Although the company has its roots in Canada, Petrogiannis said 90 per cent of the company’s business is in the U.S., and that it does more business in Australia, New Zealand and South Africa than it does with the traditionally conservative Canadian insurance and financial services sectors.
But that’s changing, he suggested, as “the Canadian market is racing to do what the U.S. has been doing for a while,” both for competitive reasons and because of the number of Canadian financial institutions that have come to know of the e-signatures technology from acquisitions of troubled U.S.-based counterparts over the last few years.
Among the next waves for the company may be the mobility sector. Petrogiannis said the company is seeing increasing interest in its e-signature systems running on tablet computers, allowing users for applications like BMW’s lease buyback program to gather information wherever they may be.
The Beacon Award is the second in as many months from Big Blue for Silanis. In late January, the company won the Business Transformation Through Cloud Computing category of IBM’s Lotus Awards for its e-SignLive electronic signature service for LotusLive.
Petrogiannis said the company started getting close to IBM when it noticed IBM was there in all the same accounts it was calling on with WebSphere middleware, with DB2 and with Lotus Forms. He said Big Blue’s solutions focus was attractive to the company.
“We see where IBM is going with the Smarter Planet strategy, and it’s about packaging the right pieces together,” Petrogiannis said. “These are the kinds of opportunities we can jointly go after.”
About a year and a half ago, Petrogiannis said, Silanis “jumped on the Lotus Live bandwagon,” part of one of its two big bets: social business collaboration. Petrogiannis called LotusLive “the first true collaborative vision that came out that made sense from a business point of view, bringing the benefits of social networking with security and business rules around it.”

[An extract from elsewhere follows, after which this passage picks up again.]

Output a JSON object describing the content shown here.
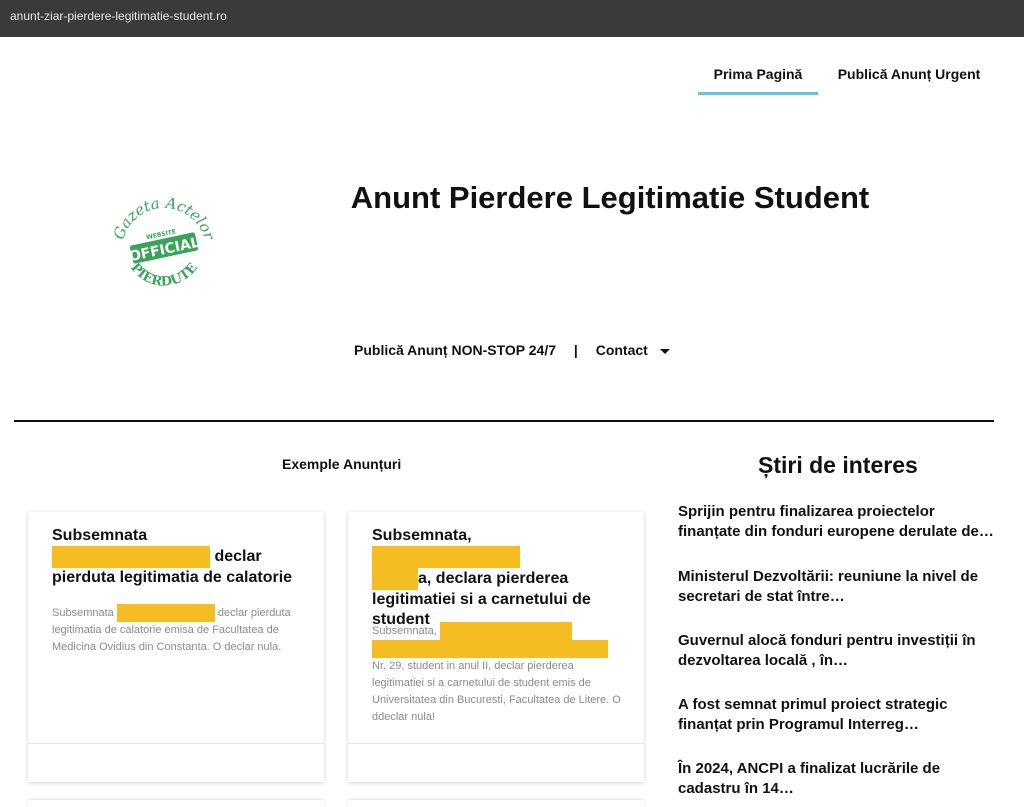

The second big bet for Silanis is also a familiar topic for Big Blue – analytics. The company’s systems go beyond e-signature collection to keep a close eye on workflows and how data is collected, offering “a treasure trove of data” about what customers are up to” when it comes to business processes.
“We have visibility into that part of the business that nobody’s ever had before,” Petrogiannis said. “We’re going to leverage both on-premises and cloud-based offering to deliver analytics. A year from now, that’s going to be the way to do business.”
The company acts as an integrator for its own services as well as working with IBM business partners to deliver solutions, and Petrogiannis said that like Big Blue itself, the company sees the channel as key to its success in the midmarket. It particularly sees itself working with more partners as solution providers move to offering cloud aggregator type of role.